O dia a dia de quem quer mas não pode
"Eu só queria mover-me. Não me importava com as dores, com as cãibras, com tudo o resto que trago aos meus ombros, mas só queria sair desta prisão que é o meu próprio corpo" |
Ela é uma pessoa com sentimentos, uma mulher exótica de olho azul, que não fosse a doença degenerativa, seria perfeitamente normal. Diagnosticada com Esclerose Múltipla com cerca de 35 anos, aos 50, encontra-se numa cadeira de rodas, sem possibilidade de movimentar as pernas, o braço direito e a perder a mobilidade do braço esquerdo. Ainda assim todos os dias se maquilha como pode, se penteia e coloca o sorriso que nos faz pensar que se conformou.
A Esclerose Múltipla manifesta-se de várias formas. Pode passar só por uma cegueira ou levar até à completa paralisação dos músculos, até um dia o coração deixar de bater. Aos medicamentos para as dores, as cãibras e a fisioterapia, somam-se a cadeira de rodas ou andarilho, as camas especiais para aqueles que estão em situações mais graves e cuidados de limpeza, etc. que só profissionais especializados devem e podem assegurar. Tudo isto sai caro.

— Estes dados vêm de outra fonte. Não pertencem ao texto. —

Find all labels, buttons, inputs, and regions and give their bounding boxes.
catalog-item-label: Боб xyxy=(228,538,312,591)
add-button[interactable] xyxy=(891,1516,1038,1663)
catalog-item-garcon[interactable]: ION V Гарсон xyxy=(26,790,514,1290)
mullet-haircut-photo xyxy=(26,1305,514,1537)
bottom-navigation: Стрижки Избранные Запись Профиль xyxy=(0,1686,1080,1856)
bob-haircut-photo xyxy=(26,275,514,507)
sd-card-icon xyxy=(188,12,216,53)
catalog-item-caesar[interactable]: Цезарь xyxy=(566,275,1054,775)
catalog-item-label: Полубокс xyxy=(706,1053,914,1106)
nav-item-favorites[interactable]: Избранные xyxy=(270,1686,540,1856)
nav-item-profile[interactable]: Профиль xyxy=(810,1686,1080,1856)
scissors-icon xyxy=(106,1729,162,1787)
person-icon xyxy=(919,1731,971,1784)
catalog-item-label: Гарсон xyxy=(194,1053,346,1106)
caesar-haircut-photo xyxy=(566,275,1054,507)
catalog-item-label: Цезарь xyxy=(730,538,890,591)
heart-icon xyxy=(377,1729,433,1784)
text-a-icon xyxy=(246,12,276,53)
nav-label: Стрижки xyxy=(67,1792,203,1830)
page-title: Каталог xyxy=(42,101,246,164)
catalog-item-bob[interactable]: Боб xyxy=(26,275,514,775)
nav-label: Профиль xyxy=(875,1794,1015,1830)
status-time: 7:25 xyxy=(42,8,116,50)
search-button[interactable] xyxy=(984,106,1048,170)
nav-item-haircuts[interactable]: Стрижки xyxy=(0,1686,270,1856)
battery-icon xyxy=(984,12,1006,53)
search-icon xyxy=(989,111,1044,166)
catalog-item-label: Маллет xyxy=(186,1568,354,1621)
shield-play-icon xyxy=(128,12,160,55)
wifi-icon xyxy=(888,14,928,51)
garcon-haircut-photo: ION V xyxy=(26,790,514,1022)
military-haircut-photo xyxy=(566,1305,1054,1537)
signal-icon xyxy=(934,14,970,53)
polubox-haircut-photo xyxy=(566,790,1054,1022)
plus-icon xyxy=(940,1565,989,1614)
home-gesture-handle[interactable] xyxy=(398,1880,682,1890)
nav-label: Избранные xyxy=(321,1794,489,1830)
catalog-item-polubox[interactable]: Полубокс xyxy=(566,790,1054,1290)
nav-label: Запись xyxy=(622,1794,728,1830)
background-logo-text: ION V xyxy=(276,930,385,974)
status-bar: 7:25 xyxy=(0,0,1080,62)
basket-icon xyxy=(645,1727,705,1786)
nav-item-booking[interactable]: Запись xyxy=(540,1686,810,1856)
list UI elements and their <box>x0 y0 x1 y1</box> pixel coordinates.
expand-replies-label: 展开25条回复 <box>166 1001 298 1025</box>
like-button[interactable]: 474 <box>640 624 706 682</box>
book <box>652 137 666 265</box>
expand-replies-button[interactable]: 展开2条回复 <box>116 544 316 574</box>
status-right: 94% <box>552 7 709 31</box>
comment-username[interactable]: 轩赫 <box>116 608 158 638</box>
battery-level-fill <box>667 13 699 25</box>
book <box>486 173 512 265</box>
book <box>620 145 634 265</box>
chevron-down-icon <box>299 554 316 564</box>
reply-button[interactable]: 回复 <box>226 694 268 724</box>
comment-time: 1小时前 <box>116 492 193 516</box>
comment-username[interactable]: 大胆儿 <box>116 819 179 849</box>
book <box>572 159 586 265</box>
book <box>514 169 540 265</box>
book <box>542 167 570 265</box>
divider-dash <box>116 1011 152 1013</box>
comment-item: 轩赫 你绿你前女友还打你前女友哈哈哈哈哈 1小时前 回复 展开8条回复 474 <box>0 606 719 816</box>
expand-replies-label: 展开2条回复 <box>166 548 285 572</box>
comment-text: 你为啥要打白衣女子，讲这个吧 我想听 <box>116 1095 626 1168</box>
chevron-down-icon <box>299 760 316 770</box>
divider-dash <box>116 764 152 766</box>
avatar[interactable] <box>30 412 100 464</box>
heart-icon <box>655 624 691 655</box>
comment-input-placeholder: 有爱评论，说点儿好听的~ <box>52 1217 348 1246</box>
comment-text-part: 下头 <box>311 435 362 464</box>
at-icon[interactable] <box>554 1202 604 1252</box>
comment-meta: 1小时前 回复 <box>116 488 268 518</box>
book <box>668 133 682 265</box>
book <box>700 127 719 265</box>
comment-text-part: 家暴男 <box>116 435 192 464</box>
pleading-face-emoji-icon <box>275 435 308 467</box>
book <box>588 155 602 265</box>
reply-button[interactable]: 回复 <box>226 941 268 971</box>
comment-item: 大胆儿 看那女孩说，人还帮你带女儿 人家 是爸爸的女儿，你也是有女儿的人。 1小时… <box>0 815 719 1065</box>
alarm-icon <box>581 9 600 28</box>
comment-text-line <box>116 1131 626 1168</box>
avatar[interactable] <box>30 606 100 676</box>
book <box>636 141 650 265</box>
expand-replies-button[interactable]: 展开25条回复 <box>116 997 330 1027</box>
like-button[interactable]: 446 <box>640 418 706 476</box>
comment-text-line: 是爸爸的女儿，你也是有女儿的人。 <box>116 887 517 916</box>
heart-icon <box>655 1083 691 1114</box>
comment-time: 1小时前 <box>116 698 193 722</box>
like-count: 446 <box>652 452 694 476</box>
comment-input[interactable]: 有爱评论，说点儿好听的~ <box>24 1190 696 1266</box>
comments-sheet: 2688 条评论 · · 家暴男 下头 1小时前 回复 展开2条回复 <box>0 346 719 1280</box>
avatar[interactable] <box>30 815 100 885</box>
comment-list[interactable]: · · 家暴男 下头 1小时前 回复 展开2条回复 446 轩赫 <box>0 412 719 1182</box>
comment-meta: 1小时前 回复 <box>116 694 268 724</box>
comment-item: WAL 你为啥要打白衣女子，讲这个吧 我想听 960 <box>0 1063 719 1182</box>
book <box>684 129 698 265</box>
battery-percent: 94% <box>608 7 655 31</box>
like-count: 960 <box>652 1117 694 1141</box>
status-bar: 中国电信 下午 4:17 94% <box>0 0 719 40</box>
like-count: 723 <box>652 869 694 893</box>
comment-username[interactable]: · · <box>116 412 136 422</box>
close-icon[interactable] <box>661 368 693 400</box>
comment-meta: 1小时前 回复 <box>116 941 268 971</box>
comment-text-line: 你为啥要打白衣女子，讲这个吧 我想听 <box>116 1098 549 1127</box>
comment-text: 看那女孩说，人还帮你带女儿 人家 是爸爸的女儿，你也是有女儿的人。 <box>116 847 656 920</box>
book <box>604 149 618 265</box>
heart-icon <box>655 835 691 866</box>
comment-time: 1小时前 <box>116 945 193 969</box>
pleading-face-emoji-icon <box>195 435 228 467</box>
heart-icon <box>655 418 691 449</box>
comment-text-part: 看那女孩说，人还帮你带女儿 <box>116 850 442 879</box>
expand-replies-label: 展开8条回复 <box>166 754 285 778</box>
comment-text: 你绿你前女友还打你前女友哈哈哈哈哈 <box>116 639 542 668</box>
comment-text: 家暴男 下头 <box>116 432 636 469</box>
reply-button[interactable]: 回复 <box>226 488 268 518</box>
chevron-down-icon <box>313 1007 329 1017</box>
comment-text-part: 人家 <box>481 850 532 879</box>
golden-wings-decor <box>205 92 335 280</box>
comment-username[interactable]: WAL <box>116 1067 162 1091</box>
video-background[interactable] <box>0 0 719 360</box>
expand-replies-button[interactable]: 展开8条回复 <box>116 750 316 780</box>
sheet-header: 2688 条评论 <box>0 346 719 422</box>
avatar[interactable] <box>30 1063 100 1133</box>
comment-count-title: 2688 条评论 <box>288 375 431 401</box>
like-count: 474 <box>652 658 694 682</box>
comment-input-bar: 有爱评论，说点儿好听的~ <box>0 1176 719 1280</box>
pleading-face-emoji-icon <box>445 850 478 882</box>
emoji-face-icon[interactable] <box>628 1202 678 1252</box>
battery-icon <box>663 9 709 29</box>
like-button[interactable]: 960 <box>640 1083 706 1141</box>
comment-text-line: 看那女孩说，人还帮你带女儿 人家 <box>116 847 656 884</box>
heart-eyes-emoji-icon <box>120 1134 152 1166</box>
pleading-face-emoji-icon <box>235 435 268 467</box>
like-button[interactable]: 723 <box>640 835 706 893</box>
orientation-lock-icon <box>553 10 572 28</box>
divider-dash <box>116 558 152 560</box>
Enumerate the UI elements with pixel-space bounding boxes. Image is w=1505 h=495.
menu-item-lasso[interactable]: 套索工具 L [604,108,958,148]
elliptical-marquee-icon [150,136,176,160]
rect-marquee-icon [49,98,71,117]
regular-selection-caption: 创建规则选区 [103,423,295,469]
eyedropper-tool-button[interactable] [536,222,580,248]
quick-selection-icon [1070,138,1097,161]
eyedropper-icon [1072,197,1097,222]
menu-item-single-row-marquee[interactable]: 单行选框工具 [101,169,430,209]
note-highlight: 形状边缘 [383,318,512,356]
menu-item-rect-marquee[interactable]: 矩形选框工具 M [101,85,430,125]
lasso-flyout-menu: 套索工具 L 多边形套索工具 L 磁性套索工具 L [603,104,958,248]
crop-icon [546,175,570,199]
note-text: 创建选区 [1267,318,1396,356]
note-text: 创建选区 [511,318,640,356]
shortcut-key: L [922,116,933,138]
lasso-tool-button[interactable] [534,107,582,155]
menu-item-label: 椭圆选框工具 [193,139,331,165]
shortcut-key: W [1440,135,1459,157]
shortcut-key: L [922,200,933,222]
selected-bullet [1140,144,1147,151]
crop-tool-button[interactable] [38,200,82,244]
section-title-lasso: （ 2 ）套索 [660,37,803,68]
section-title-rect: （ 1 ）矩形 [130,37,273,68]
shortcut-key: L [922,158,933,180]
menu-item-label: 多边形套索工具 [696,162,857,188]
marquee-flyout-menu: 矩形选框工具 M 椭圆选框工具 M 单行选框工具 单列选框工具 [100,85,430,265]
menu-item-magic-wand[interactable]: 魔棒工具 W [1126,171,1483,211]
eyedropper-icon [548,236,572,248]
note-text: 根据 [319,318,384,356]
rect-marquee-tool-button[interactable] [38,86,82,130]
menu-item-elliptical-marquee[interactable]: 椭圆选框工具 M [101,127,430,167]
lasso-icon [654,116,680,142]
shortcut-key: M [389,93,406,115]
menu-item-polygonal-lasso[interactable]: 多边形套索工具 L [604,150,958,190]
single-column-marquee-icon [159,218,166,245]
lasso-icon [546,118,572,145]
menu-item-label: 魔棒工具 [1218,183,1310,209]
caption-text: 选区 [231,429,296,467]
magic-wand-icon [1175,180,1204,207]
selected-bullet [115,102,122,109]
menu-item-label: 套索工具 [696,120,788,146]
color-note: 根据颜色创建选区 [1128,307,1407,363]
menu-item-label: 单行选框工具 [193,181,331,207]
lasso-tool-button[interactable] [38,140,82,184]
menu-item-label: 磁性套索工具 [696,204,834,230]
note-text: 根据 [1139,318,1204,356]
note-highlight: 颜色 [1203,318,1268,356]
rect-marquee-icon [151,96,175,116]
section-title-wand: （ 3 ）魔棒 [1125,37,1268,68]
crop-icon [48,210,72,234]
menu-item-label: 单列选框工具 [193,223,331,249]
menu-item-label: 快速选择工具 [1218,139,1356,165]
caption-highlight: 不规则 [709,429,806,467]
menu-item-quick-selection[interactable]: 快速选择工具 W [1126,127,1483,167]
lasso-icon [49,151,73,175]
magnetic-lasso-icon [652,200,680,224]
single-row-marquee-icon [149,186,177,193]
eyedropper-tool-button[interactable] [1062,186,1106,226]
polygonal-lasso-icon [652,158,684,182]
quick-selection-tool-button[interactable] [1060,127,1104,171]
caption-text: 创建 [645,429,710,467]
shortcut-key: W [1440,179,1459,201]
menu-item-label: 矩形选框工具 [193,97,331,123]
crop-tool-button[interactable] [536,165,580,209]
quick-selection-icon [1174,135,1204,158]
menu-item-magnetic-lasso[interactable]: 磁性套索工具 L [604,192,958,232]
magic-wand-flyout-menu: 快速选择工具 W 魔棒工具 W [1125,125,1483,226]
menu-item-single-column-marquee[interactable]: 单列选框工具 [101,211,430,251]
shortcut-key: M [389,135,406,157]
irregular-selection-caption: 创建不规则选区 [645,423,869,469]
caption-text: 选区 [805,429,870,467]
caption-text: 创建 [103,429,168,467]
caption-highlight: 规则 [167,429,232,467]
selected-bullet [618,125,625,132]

E sairá ainda mais caro.
Em Portugal estimam-se que haja cerca de 5000 doentes diagnosticados com EM. A estes, juntam-se os doentes com bronquite crónica, asma, psoríase, lúpus, entre outras, que perderão o direito às deduções fiscais no âmbito da saúde.
Alertada pela TEM – Associação Todos com a Esclerose Múltipla, fiquei chocada ao saber que "de 1988 até Dezembro de 2006 o modelo de cálculo do IRS permitia aos doentes crónicos / deficientes com uma incapacidade maior ou igual a 60% isentar parte do seu rendimento no cálculo do IRS e que desde Janeiro de 2007 existe um outro modelo que retirou os benefícios fiscais em sede de IRS para os substituir por uma dedução à colecta." Acontece que apenas e só os doentes crónicos / deficientes com uma incapacidade maior ou igual a 60% têm o direito de uma dedução fiscal específica (à colecta). Os outros que não têm esta incapacidade, mas com incapacidade menor como lúpus ou EM teriam pelo menos as deduções fiscais. Justificavam-se estas compensações fiscais diferenciadas (dedução à colecta e /ou benefícios fiscais) porque trabalham".
Ora, com uma incapacidade de 50%, encontrar um trabalho à sua medida torna-se complicado. Se mesmo jovens, com 100% de capacidade, encontram dificuldades a conseguir emprego, imaginemos alguém com uma deficiência, ou uma artrite reumatóide que as limita praticamente a uma secretária!
Seria justo acabar com as deduções fiscais aos doentes crónicos/deficientes, não fossem estes carregados com o custo de alguns medicamentos, próteses, consultas fora do SNS, equipamento especial e afins.
Infelizmente Portugal está muito longe de países como a Finlândia, onde um doente com EM tem assistentes que o tiram e põem numa cama anti-escaras todos os dias, 2 viagens ida-volta semanais de táxi para se poder deslocar até determinadas distâncias (curtas), equipamento especial e casas remodeladas para serem mais acessíveis e por fim medicamentos a um preço simbólico.

E nós? Nós tiramos a quem não pode dar mais.